Thirty years into his career as frontman for New York hardcore icons Agnostic Front, Cuban-born Roger Miret is living what he calls his “eternal retirement.” He figures someday maybe he’ll have a job. Miret still possesses the passion for heavy music and sociopolitical lyrics that he did back in the day—as evidenced by the group’s last album, My Life My Way, which was their 10th studio release.
“We’ve always been leaders and not followers and always borrowed from ourselves,” Miret says. “On this last record you can hear all the influences from all of our eras. It’s really cool—you can hear moments of [the albums] One Voice, Liberty and Justice for … and Victim of Pain.

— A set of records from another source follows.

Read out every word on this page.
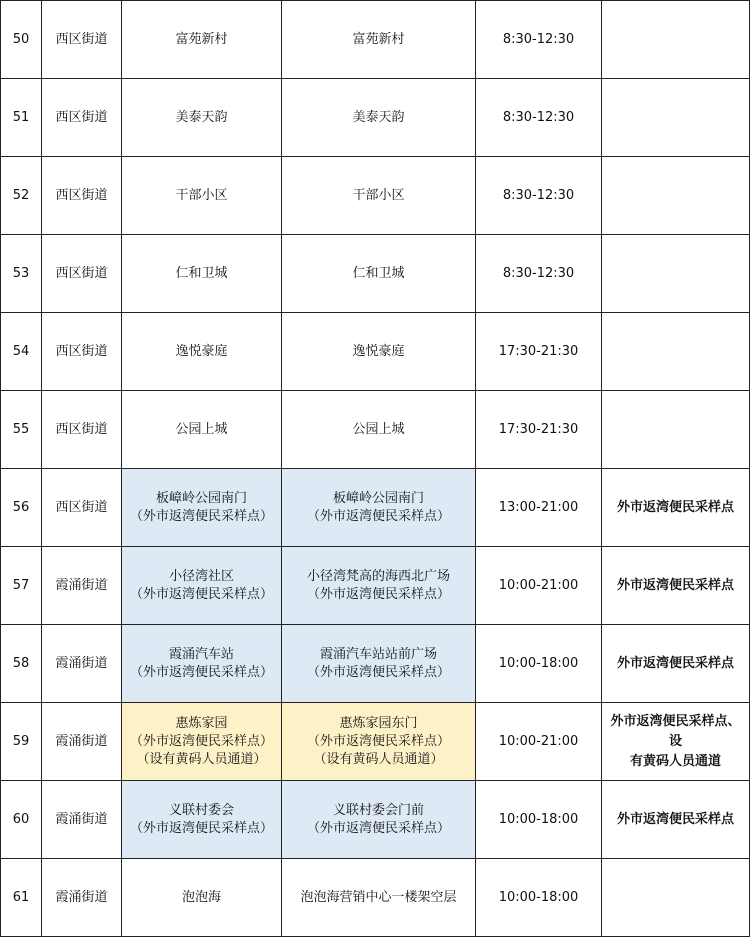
50	西区街道	富苑新村	富苑新村	8:30-12:30	

51	西区街道	美泰天韵	美泰天韵	8:30-12:30	

52	西区街道	干部小区	干部小区	8:30-12:30	

53	西区街道	仁和卫城	仁和卫城	8:30-12:30	

54	西区街道	逸悦豪庭	逸悦豪庭	17:30-21:30	

55	西区街道	公园上城	公园上城	17:30-21:30	

56	西区街道	板嶂岭公园南门
（外市返湾便民采样点）	板嶂岭公园南门
（外市返湾便民采样点）	13:00-21:00	外市返湾便民采样点

57	霞涌街道	小径湾社区
（外市返湾便民采样点）	小径湾梵高的海西北广场
（外市返湾便民采样点）	10:00-21:00	外市返湾便民采样点

58	霞涌街道	霞涌汽车站
（外市返湾便民采样点）	霞涌汽车站站前广场
（外市返湾便民采样点）	10:00-18:00	外市返湾便民采样点

59	霞涌街道	惠炼家园
（外市返湾便民采样点）
（设有黄码人员通道）	惠炼家园东门
（外市返湾便民采样点）
（设有黄码人员通道）	10:00-21:00	外市返湾便民采样点、设
有黄码人员通道

60	霞涌街道	义联村委会
（外市返湾便民采样点）	义联村委会门前
（外市返湾便民采样点）	10:00-18:00	外市返湾便民采样点

61	霞涌街道	泡泡海	泡泡海营销中心一楼架空层	10:00-18:00	
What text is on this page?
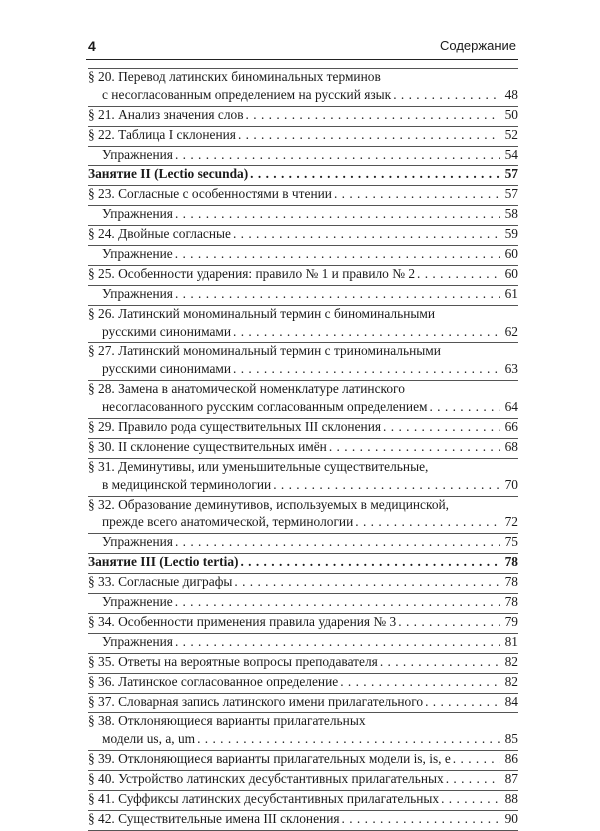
4	Содержание
§ 20. Перевод латинских биноминальных терминов
с несогласованным определением на русский язык . . .	48
§ 21. Анализ значения слов . . .	50
§ 22. Таблица I склонения . . .	52
Упражнения . . .	54
Занятие II (Lectio secunda) . . .	57
§ 23. Согласные с особенностями в чтении . . .	57
Упражнения . . .	58
§ 24. Двойные согласные . . .	59
Упражнение . . .	60
§ 25. Особенности ударения: правило № 1 и правило № 2 . . .	60
Упражнения . . .	61
§ 26. Латинский мономинальный термин с биноминальными
русскими синонимами . . .	62
§ 27. Латинский мономинальный термин с триноминальными
русскими синонимами . . .	63
§ 28. Замена в анатомической номенклатуре латинского
несогласованного русским согласованным определением . . .	64
§ 29. Правило рода существительных III склонения . . .	66
§ 30. II склонение существительных имён . . .	68
§ 31. Деминутивы, или уменьшительные существительные,
в медицинской терминологии . . .	70
§ 32. Образование деминутивов, используемых в медицинской,
прежде всего анатомической, терминологии . . .	72
Упражнения . . .	75
Занятие III (Lectio tertia) . . .	78
§ 33. Согласные диграфы . . .	78
Упражнение . . .	78
§ 34. Особенности применения правила ударения № 3 . . .	79
Упражнения . . .	81
§ 35. Ответы на вероятные вопросы преподавателя . . .	82
§ 36. Латинское согласованное определение . . .	82
§ 37. Словарная запись латинского имени прилагательного . . .	84
§ 38. Отклоняющиеся варианты прилагательных
модели us, a, um . . .	85
§ 39. Отклоняющиеся варианты прилагательных модели is, is, e . . .	86
§ 40. Устройство латинских десубстантивных прилагательных . . .	87
§ 41. Суффиксы латинских десубстантивных прилагательных . . .	88
§ 42. Существительные имена III склонения . . .	90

It’s a very mature record in the way that you can hear little bits of the best.”
As steadfast as his musical path remains, Miret has mellowed a little and moved to Arizona six years ago with his wife and two young sons. “New York City changed,” asserts Miret. “The New York I grew up in and love and adore—you know, the Taxi Driver New York— today might as well be Anywhere, America. It’s just Party Central City USA. It’s all boutiques and expensive stuff everywhere.”
Miret recalls how Agnostic Front was the first hardcore band to be heavily tattooed back in the day. They liked going against the grain, and many people would walk across the street at the sight of them. Back then, tattoos were generally associated with convicts and bikers. Now, the frontman quips, it would be more rebellious not to have any. “We did a lot of our tattoos ourselves, and they told stories,” he explains. “We were never in a hurry to do anything. We were saying something that was important to us. Nowadays you see a lot of bands who tattoo their hands and their neck, which is always the last thing to do, but it’s the first thing they do. Then they take off their t-shirt and there’s nothing else there. They do it because it’s hip and cool and they want everybody to see that they’ve got tattoos.”
In contrast, the vocalist likes to joke that he is “one big tattoo. I’ve got my back, my legs, my chest, my arms. I could get more if I want, but I don’t want to. I have a lot.”
His powerful chest piece features a crucified Jesus wearing a gas mask as a nuclear war erupts behind him, with a mushroom cloud sporting a dark smile. He also has three sparrows—one on each hand and one on his neck—as in the Navy, where sailors earn a sparrow for every 5,000 miles they travel abroad. “I should have a damn eagle. I’ve traveled way more than 15,000 miles abroad.”
Friends and family are of paramount importance to the lifelong hardcore vocalist, and they are addressed through ink (he has his children’s names as well as the names of friends who have passed) and in the band’s songs. “Without family or friends, what do you have?” asks Miret. “When I found New York hardcore, I found my eternal family. It’s always been great. We’re always looking out for each other.”